Managers dispatched an “initial response team” to turn off the pumps and resolve that worry, according to Lindsey, who directed the Air Force’s Emergency Operations Center on Sept. 1.

“No sooner had we accomplished the securing of the pumps when I was approached by another one of our range users who explained they were losing pressure on the chillers at a neighboring launch complex,” Lindsey wrote, referring to an air conditioning system for the OSIRIS-REx spacecraft. “Without those chillers the spacecraft for the next launch would be lost.”

OSIRIS-REx was already mounted on top of the two-stage Atlas 5 launcher at the time of the Falcon 9 explosion. Air ducts and electrical cables connected the spacecraft with ground supplies until liftoff.

Officials started to send a team to Complex 41 to repair the chillers, then Lindsey said he received word that all the pressures were lost.

“Technicians had to get to the spacecraft immediately,” he wrote.

Complex 41 sits on NASA property, just outside the limits of Cape Canaveral Air Force Station to the north of Complex 40. The Air Force coordinated with Kennedy Space Center officials to reach Complex 41 through their roadblocks and get to the pad without traveling near the fire still burning at the SpaceX launch facility, according to Lindsey.

The quick thinking allowed technicians to get to OSIRIS-REx in “plenty of time not to only save the spacecraft, but to keep the planned launch on schedule.”

Within two days of the explosion, OSIRIS-REx was back on track for its Sept. 8 launch date, according to Tory Bruno, ULA’s president and CEO.

“We were evacuated, so we had some schedule to make up, and we had to do some special cleaning,” Bruno said.

The cleaning was a precaution to ensure smoke that blew north from the SpaceX explosion did not contaminate any sensitive parts of the rocket or the OSIRIS-REx spacecraft.

“All that of that got done, and really by last Saturday, we were back on to our original plan,” Bruno said.

With OSIRIS-REx safely secured, attention turned back to the SpaceX pad.

“Perhaps the most dangerous part of our response was after the fires were out,” Lindsey wrote. “This is when it’s time to go in and clear the launch pad of any hazardous debris.

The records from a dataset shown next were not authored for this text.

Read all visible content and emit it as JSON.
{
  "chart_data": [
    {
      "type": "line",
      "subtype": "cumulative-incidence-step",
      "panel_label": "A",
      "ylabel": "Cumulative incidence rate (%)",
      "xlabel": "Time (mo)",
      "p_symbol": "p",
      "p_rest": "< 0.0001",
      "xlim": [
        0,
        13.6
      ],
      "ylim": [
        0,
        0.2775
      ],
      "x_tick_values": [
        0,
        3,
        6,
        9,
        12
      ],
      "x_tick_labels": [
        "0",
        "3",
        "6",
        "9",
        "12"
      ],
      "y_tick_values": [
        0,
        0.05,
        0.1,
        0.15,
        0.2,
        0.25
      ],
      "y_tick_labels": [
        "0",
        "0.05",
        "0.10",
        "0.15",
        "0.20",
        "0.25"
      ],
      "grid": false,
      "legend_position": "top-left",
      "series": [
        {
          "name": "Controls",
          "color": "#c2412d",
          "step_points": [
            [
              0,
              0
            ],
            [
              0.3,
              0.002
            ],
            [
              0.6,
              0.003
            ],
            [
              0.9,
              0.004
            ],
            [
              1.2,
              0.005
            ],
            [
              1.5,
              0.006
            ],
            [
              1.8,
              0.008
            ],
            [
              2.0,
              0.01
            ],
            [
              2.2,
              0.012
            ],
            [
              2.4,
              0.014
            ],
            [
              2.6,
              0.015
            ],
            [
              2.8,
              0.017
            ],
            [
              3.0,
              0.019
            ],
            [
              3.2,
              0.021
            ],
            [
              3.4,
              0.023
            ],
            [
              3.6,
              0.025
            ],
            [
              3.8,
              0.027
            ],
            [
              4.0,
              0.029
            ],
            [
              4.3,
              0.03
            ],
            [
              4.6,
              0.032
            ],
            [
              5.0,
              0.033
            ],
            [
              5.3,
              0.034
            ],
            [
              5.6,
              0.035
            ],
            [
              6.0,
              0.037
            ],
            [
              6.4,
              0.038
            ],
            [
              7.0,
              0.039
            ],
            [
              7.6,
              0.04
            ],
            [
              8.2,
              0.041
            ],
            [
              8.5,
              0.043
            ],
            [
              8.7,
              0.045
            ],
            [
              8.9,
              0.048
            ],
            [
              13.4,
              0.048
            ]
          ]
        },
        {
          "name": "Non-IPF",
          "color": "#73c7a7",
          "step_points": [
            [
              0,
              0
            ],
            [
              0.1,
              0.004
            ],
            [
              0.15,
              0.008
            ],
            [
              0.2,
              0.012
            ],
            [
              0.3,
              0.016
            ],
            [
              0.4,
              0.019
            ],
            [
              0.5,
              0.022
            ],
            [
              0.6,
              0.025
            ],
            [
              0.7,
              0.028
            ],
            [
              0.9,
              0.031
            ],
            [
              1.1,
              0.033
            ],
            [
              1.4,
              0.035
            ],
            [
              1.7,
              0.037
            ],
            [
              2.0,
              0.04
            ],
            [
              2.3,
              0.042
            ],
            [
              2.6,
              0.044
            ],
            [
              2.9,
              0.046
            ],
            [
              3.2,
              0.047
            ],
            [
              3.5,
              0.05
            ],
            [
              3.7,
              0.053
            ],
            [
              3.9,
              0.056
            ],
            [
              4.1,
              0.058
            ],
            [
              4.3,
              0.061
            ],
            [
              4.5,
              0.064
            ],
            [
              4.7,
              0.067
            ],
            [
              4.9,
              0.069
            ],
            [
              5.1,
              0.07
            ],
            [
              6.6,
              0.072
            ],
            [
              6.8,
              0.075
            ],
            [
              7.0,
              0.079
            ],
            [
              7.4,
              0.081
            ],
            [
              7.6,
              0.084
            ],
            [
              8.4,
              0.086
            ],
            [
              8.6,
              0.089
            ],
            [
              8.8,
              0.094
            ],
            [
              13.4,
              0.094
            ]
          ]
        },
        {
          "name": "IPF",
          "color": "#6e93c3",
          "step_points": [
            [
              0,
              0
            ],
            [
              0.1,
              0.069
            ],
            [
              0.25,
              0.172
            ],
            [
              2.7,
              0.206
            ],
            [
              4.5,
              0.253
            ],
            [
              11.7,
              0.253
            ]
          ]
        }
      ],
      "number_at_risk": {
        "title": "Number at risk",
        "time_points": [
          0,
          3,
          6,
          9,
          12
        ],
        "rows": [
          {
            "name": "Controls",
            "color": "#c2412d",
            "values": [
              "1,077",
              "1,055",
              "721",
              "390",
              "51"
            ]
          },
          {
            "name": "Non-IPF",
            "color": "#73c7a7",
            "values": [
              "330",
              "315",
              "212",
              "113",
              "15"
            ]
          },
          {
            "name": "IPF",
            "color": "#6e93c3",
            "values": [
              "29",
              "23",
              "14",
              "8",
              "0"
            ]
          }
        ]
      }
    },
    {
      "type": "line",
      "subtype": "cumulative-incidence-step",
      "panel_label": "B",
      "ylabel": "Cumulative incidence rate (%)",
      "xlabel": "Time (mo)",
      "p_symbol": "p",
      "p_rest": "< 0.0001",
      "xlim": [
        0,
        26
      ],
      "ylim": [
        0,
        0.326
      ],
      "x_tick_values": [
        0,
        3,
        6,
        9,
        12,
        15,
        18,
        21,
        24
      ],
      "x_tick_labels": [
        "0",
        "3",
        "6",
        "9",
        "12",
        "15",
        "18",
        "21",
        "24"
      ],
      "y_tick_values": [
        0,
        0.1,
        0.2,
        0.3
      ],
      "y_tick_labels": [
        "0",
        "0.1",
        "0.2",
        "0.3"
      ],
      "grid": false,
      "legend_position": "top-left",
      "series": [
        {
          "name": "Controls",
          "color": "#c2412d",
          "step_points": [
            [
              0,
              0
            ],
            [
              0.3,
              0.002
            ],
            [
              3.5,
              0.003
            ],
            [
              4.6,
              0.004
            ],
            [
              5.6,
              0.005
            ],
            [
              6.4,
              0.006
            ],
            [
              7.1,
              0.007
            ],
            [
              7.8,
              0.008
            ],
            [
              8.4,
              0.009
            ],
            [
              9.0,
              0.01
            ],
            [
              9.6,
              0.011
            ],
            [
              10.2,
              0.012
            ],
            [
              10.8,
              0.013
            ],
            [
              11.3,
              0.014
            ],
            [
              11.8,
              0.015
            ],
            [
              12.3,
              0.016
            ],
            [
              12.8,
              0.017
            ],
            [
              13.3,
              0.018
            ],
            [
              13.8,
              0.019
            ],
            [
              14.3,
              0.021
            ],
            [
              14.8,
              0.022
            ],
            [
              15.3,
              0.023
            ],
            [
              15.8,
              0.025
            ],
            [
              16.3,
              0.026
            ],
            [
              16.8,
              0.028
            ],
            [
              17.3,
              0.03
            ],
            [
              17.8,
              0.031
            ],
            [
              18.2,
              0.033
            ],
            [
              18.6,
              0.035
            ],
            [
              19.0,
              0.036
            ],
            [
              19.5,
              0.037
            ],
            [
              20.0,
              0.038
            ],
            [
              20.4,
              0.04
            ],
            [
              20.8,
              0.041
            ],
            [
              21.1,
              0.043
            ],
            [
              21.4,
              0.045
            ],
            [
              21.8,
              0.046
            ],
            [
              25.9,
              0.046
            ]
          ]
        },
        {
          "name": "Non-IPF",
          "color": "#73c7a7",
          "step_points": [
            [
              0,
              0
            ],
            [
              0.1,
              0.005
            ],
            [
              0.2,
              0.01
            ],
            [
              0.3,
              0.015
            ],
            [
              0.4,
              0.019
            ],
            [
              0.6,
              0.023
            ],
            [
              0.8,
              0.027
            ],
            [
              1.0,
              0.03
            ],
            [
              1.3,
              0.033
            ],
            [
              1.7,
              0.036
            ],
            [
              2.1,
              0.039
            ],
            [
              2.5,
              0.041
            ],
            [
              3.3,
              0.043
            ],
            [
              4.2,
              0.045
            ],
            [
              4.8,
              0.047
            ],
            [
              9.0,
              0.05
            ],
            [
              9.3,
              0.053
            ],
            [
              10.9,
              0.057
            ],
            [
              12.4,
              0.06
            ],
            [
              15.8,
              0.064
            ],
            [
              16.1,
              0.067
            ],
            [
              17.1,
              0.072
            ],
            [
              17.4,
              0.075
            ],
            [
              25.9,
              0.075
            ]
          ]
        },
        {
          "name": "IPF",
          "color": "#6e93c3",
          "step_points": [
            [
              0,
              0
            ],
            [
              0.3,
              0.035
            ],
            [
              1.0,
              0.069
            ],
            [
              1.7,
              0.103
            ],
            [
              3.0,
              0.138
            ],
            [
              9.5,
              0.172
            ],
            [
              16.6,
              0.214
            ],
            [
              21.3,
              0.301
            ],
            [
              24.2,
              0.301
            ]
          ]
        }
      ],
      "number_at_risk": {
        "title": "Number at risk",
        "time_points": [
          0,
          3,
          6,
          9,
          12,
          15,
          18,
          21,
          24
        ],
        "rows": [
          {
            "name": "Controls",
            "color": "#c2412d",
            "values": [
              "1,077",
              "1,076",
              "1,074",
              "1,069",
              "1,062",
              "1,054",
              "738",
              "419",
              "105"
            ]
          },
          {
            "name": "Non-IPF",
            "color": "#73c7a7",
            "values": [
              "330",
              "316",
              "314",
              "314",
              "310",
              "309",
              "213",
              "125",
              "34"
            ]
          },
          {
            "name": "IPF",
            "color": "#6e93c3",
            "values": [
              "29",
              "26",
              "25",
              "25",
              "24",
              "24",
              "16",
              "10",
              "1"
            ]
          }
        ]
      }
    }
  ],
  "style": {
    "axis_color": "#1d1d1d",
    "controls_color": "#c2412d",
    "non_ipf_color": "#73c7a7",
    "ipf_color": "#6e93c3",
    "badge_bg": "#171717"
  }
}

Naturally, there may be pieces of jagged metal or broken blocks of concrete lying around, but there are also remnants of hazardous commodities as well as the possibility of unexploded ordnance on scene.”

Responders ensured there were no remaining explosive threats and monitored the launch pad’s propellant holding tanks for flare-ups. A NASA drone aircraft also flew over Complex 40 to survey the damage before emergency authorities entered the pad.

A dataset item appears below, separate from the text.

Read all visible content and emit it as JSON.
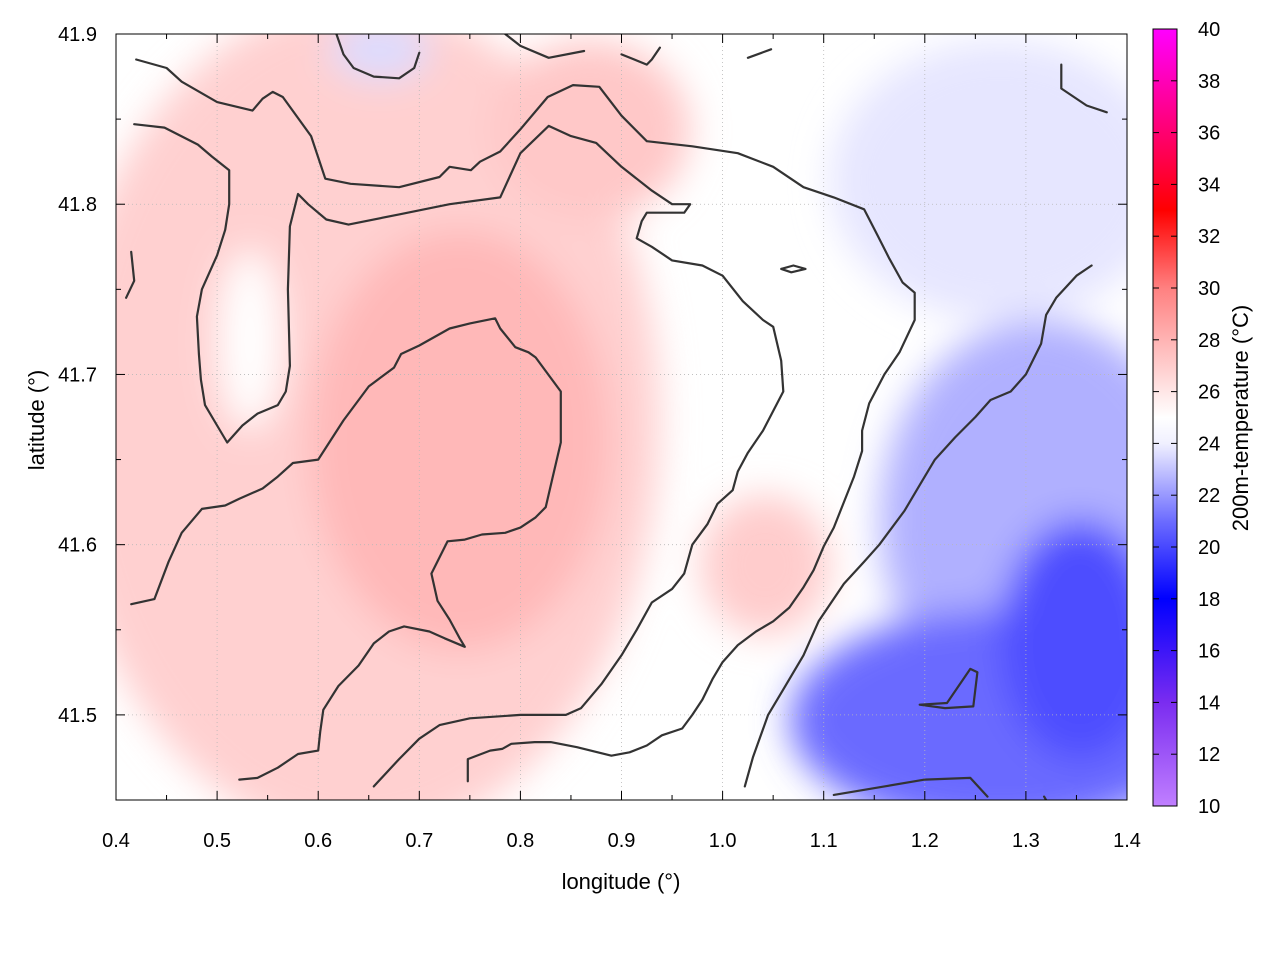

Officials checked for hazardous gases that could have been dispersed in the explosion. The Amos 6 satellite bolted to the top of the Falcon 9 rocket was loaded with several tons of toxic hydrazine and nitrogen tetroxide propellants at the time of the accident.

“This is a capability that you don’t want to have to use, but you’re glad is there,” Lindsey wrote of the emergency response team. “Space is inherently dangerous … On this day, we were faced with a difficult challenge, but one we were ready for. Moving forward, there will be some rebuilding that is necessary, but everyone went home safe to their families that night and woke up the next morning ready to go at it again.”